四式戦闘機「疾風」 唯一現存機体の里帰り記録

 昭和48年10月、航空自衛隊入間基地で開催された1973年国際航空宇宙ショーにおいて、30年ぶりに米国より里帰りした四式戦闘機「疾風」が英姿を見せ、数万人の観衆(私もその一人)が見守る中、華麗なるフライトを披露した。

 以下の2枚の写真はその当時の機体そのもので、その所有者に依頼されて、本機を戦時中に製造した旧・中島飛行機であった富士重工業宇都宮製作所に里帰りし一時保管していた時の撮影である。

 本機は太平洋の戦局が比島へと推移した昭和19年の秋、ネフロス島に展開していた飛行第11戦隊所属の1機が飛行可能な状態で米軍の手におちた。 米陸軍航空情報隊は本機を直ちに米国本土に送り、修復ののち早速性能テストが行われた。 そして数ある日米戦闘機のなかで最速最強の戦闘機のひとつであると評価された。(高度6,100mで 689km/hとある)  

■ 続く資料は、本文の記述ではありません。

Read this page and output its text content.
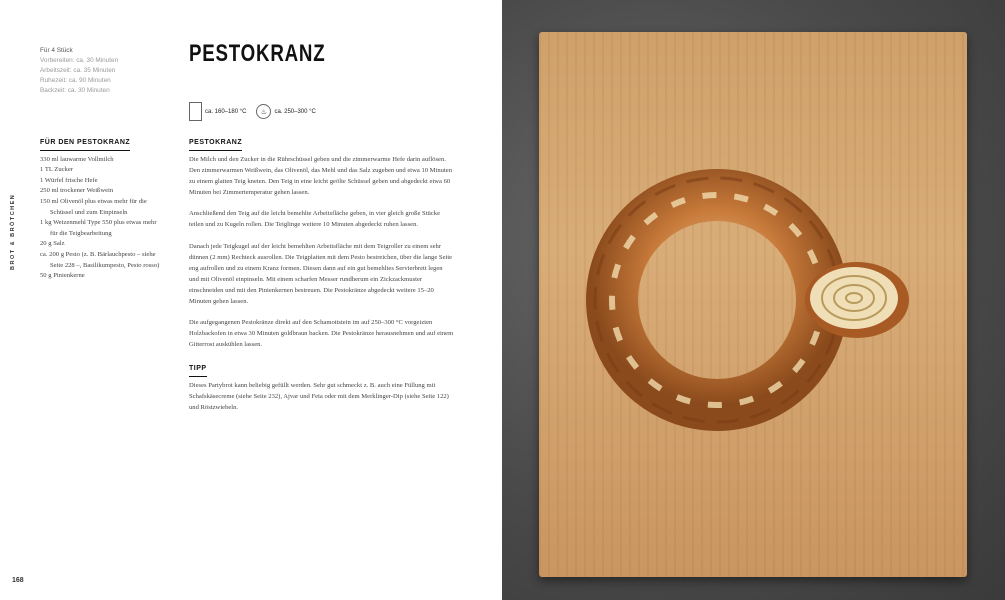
Für 4 Stück
Vorbereiten: ca. 30 Minuten
Arbeitszeit: ca. 35 Minuten
Ruhezeit: ca. 90 Minuten
Backzeit: ca. 30 Minuten
PESTOKRANZ
ca. 160–180 °C	♨	ca. 250–300 °C
FÜR DEN PESTOKRANZ

330 ml lauwarme Vollmilch

1 TL Zucker

1 Würfel frische Hefe

250 ml trockener Weißwein

150 ml Olivenöl plus etwas mehr für die Schüssel und zum Einpinseln

1 kg Weizenmehl Type 550 plus etwas mehr für die Teigbearbeitung

20 g Salz

ca. 200 g Pesto (z. B. Bärlauchpesto – siehe Seite 228 –, Basilikumpesto, Pesto rosso)

50 g Pinienkerne

PESTOKRANZ

Die Milch und den Zucker in die Rührschüssel geben und die zimmerwarme Hefe darin auflösen. Den zimmerwarmen Weißwein, das Olivenöl, das Mehl und das Salz zugeben und etwa 10 Minuten zu einem glatten Teig kneten. Den Teig in eine leicht geölte Schüssel geben und abgedeckt etwa 60 Minuten bei Zimmertemperatur gehen lassen.

Anschließend den Teig auf die leicht bemehlte Arbeitsfläche geben, in vier gleich große Stücke teilen und zu Kugeln rollen. Die Teiglinge weitere 10 Minuten abgedeckt ruhen lassen.

Danach jede Teigkugel auf der leicht bemehlten Arbeitsfläche mit dem Teigroller zu einem sehr dünnen (2 mm) Rechteck ausrollen. Die Teigplatten mit dem Pesto bestreichen, über die lange Seite eng aufrollen und zu einem Kranz formen. Diesen dann auf ein gut bemehltes Servierbrett legen und mit Olivenöl einpinseln. Mit einem scharfen Messer rundherum ein Zickzackmuster einschneiden und mit den Pinienkernen bestreuen. Die Pestokränze abgedeckt weitere 15–20 Minuten gehen lassen.

Die aufgegangenen Pestokränze direkt auf den Schamottstein im auf 250–300 °C vorgeizten Holzbackofen in etwa 30 Minuten goldbraun backen. Die Pestokränze herausnehmen und auf einem Gitterrost auskühlen lassen.

TIPP

Dieses Partybrot kann beliebig gefüllt werden. Sehr gut schmeckt z. B. auch eine Füllung mit Schafskäsecreme (siehe Seite 232), Ajvar und Feta oder mit dem Merklinger-Dip (siehe Seite 122) und Röstzwiebeln.

BROT & BRÖTCHEN
168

 その後、米空軍情報センターからマローニー航空博物館に払い下げられ、更に古典機マニアのドン・ライキンス氏へと引き継がれ、良好な状態を維持していた。 そして昭和48年日本オーナーパイロット協会の後閑氏に譲渡を前提として疾風と共に来日し、航空自衛隊入間基地で、ライキンス氏自身の操縦による公開飛行が実現された。 
 
 公開飛行の後、疾風はライキンス氏の操縦で宇都宮飛行場まで空輸され、富士重工業の整備格納庫収容された。 当時の富士重工業の整備課には中島飛行機時代に疾風の整備に関わった権田登氏が居られ、彼を中心に整備が行われたが、適切な補修部品もなく難渋した模様である。 
 一応の整備が出来た段階で、後閑氏自身は戦時中に零戦の操縦経験があり、是非一度は操縦したいとの要請で、飛行場内の地上滑走に限定して許可を得てエプロンからランウェイに出た。  しかし彼は飛びたいという衝動を抑えきれず、危険を犯しそのまま離陸してしまった。 そして何度か飛行場上空を飛行をしたのち、やっとの思いで無事着陸したのである。 宇都宮での飛行は、この一度だけで、その後は無かった。
 
 その後、富士重工業宇都宮製作所で暫くの間保管することを依頼され、日常的な整備の実施、定期的なエンジンの始動などを行いつつ大切に保管していた。 しかし所有者である後閑氏が亡くなったことから、京都の嵐山博物館に譲渡されることになった。 宇都宮製作所では前述の中島時代の権田氏を中心に輸送に際して必要な分解を既定の部位で行い、部品一点一点、番号を記しマーキングして大切に京都へ送り出した。 この時点まで飛行可能な状態は何とか維持されていたという。
 
 しかし、その後は明確な維持保存の方針もなく、京都の嵐山美術館から転々として、現在は鹿児島県の「知覧特攻平和記念館」に展示されている。 戦時中の飛行機が、ほぼそのままの姿で残されているのは稀有であり、技術的にも歴史的にも誠に貴重な存在と言える。

 誠に残念ながら、再び飛行は望めない状態になっているが、この歴史的な遺物を、我々日本の環境では飛行可能状態維持できないという情けなさを、遺憾といわざるを得ない。 聞くところによると日本に本機を譲渡したドン・ライキンス氏は、このことを聞いて憤慨し、譲渡したことを悔いているとのことであった。

 しかし、米国スミソニアン航空博物館のレストア基本原則(参照ページ)に書かれているように、飛行できるかが重要なのではなく、どういう歴史背景で誕生し、どういう技術的意味が有ったか、どう人が関わり運用されたかを、きちんんと分析し正確に後世に伝えていくことが最も大切である。 本機は確かに戦争の兵器ではあったことから、日本ではなかなか世論が認めない状況にあり、決して美化する必要はないが、国内に散逸するこれら遺産を一箇所に集め、若い世代が技術に命を懸けて挑戦した歴史を体系的に学ぶ施設を国が運営するような、もっと広い考えがあってよいのではないかと思う。 

  下の写真の後方の格納庫内にある単発機は富士重工業が戦後に初めて開発した民間スポーツ機FA-200である。